LA CIUDAD DESCOSIDA

ABC-IGNACIO CAMACHO

La rebelión pendiente de Barcelona no es contra el Estado sino contra el desvarío identitario que la arrastra al colapso

COMO toda creencia populista, el nacionalismo resuelve sus contradicciones echándole a otro la culpa de todos los fracasos propios. Cualquier frustración queda conjurada mediante la invención de un enemigo al que atribuir todo lo que perjudique al proyecto colectivo; la existencia de ese antagonista ficticio evita al pensamiento (?) nacionalista el compromiso de enfrentarse a la incertidumbre de destino. Así, es de sobra conocido el éxito propagandístico que en Cataluña ha obtenido la idea de señalar a España como responsable exclusivo del conflicto; la construcción minuciosa de ese mito victimista refuerza el sentido de pertenencia a la tribu, crea una conciencia social de pueblo oprimido y libera a los dirigentes separatistas del enojoso cometido de dar explicaciones sobre sus numerosos estropicios.

Además de las triunfantes teorías del expolio fiscal, de la democracia secuestrada o de la maquinaria represora, la supuesta desafección española sirve también para excusar la patente decadencia de Barcelona. La ciudad que no hace mucho era ejemplo de modernidad, diseño y progreso ha degradado su brillante modelo en una vertiginosa espiral de aislamiento.

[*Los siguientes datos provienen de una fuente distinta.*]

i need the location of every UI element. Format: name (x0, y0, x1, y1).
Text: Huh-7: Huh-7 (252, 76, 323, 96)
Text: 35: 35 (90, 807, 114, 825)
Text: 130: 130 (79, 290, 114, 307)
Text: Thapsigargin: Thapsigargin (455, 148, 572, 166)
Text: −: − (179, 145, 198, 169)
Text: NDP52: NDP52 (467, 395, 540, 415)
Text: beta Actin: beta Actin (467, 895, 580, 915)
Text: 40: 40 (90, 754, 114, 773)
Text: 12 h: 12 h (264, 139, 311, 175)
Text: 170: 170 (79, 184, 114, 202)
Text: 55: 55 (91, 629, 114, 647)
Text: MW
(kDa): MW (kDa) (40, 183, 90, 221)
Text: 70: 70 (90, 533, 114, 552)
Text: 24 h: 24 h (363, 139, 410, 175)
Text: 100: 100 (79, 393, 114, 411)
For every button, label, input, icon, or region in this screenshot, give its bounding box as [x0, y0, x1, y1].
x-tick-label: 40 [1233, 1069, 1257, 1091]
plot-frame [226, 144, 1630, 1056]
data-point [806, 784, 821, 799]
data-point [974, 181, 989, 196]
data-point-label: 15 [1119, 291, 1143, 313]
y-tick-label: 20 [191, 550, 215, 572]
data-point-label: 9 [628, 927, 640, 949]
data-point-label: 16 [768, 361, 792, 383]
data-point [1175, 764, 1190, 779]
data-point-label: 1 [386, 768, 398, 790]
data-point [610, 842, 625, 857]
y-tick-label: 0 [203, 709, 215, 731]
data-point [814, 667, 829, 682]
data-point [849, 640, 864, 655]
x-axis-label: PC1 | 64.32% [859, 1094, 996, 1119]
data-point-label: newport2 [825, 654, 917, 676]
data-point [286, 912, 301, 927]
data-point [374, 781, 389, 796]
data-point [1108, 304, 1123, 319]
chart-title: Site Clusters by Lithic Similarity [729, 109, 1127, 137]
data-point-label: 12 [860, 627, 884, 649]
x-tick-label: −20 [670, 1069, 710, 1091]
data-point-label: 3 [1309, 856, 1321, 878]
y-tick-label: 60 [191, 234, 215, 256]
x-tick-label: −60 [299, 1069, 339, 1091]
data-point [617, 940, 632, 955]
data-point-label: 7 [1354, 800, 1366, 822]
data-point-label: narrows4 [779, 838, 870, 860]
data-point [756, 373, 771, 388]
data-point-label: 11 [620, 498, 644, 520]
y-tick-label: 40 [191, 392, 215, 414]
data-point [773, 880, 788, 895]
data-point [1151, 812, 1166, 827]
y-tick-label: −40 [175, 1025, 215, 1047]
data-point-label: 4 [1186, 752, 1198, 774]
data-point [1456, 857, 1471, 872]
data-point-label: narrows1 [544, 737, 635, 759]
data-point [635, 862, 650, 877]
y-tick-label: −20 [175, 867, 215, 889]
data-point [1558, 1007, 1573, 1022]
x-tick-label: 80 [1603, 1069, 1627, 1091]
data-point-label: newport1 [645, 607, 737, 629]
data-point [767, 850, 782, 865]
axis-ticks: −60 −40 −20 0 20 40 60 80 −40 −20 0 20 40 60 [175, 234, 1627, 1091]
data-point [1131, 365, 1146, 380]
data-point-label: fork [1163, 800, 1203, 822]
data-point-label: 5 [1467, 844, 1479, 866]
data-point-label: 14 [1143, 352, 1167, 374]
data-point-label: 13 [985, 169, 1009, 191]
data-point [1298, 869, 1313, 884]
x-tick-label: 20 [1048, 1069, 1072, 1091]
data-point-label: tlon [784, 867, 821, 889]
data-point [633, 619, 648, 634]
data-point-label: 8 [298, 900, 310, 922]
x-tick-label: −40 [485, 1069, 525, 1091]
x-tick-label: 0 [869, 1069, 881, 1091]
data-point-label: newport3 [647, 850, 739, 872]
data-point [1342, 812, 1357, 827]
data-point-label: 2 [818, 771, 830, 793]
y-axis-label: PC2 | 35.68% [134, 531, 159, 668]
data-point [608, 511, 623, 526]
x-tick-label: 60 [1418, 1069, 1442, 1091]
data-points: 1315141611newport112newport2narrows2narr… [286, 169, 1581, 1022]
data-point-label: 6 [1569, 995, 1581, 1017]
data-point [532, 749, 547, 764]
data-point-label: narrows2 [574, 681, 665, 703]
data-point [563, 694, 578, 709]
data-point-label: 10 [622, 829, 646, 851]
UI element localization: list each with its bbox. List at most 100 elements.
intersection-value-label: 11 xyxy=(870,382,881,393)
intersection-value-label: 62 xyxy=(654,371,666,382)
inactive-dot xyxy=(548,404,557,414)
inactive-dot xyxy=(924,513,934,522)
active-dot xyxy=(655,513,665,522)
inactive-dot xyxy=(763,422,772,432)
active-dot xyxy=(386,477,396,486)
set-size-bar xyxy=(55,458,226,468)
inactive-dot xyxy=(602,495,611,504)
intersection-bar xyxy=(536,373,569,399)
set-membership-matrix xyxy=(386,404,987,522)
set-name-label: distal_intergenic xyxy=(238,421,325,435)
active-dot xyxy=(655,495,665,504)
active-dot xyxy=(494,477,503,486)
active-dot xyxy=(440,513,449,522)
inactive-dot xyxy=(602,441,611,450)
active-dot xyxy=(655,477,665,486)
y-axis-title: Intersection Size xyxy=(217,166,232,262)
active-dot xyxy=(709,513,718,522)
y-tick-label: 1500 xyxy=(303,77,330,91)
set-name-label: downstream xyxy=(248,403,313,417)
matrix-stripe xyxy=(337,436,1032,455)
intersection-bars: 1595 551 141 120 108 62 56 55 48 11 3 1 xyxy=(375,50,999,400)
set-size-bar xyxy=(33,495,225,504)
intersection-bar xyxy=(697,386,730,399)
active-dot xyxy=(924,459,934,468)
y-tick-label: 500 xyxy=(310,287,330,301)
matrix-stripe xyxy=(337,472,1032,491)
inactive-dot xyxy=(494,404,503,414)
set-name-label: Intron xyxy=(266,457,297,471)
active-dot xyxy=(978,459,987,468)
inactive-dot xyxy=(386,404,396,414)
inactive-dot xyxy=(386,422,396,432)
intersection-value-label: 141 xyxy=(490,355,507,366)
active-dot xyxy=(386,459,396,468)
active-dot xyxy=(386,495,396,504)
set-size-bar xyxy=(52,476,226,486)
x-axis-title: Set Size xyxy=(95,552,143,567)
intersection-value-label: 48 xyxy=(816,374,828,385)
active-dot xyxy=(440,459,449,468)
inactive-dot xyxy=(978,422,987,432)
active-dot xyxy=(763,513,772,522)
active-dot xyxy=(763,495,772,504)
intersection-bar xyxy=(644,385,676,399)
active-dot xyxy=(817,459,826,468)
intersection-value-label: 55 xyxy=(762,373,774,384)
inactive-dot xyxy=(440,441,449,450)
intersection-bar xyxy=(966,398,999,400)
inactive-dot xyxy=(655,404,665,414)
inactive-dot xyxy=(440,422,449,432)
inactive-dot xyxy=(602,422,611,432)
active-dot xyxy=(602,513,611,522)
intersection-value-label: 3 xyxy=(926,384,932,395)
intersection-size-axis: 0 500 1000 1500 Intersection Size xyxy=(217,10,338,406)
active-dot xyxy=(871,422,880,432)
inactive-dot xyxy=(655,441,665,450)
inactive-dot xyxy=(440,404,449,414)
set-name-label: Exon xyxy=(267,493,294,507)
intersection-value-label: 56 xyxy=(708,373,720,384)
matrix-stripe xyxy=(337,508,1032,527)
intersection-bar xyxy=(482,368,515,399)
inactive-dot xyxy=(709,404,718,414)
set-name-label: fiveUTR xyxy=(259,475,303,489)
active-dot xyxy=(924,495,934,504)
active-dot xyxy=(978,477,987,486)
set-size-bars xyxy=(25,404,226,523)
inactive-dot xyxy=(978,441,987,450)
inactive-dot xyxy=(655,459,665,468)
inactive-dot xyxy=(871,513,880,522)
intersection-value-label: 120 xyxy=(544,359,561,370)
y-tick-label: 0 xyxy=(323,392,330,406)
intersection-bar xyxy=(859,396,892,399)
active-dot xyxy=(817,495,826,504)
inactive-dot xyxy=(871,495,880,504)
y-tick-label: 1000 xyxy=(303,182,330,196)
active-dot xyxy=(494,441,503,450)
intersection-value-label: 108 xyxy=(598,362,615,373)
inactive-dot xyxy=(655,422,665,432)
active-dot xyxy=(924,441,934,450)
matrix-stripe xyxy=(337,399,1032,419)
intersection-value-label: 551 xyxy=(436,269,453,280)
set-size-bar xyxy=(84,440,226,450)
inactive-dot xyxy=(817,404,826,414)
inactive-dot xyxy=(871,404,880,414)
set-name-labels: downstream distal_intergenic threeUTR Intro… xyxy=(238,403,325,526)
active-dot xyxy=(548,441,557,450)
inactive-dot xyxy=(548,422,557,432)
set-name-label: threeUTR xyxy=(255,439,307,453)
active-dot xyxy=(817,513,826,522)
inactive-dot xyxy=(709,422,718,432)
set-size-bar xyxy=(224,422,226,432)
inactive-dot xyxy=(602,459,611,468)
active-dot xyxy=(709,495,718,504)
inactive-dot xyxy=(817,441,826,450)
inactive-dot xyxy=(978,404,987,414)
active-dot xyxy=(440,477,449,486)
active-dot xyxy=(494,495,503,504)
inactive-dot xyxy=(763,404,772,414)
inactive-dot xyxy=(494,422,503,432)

Su aspiración de capitalidad mediterránea declina por una pendiente de mediocridad, rutina y tedio, sin que la sociedad civil –y la política mucho menos– encuentre el modo de devolverle el esplendor pretérito. Entre el soberanismo y el populismo la han convertido en la meca de los antisistema europeos. Han frenado la economía, lastrado el turismo y desacelerado la competitividad; la belleza es más difícil de destruir pero están en ello y lo lograrán si no frenan el proceso de autocomplacencia y ensimismamiento.

Sin embargo, para muchos de sus habitantes no hay otro problema que el de un Estado que cercena su voluntad de independencia. Gran parte de la mesocracia heredera de la antigua pujanza burguesa ni siquiera es capaz de rebelarse ante esta oleada violenta que arrasa su paisaje urbano en un rabioso frenesí de hogueras. Se resiste a entender o a admitir que está ante un desguace de la convivencia y que ese cisma cívico no viene de fuera. Barcelona se halla en un punto crítico que puede ser de no retorno si su gente no se da cuenta de que tiene en juego no ya su prestigio sino su condición de ciudad abierta. Le falta liderazgo, proyecto y referencias, y los que tiene van en dirección opuesta a su tradición cosmopolita, vanguardista y moderna.

Si ese tejido dinámico se descose o se pierde será muy difícil recuperarlo: no desde luego a corto plazo ni con una dirigencia envuelta en un designio iluminado. Lo que los sucesos de esta semana han aventado es el peligro de colapso que late detrás del desvarío identitario. La rebelión pendiente de los barceloneses y de los catalanes en su conjunto no es contra el Estado, sino contra la distopía que los conduce por el camino equivocado.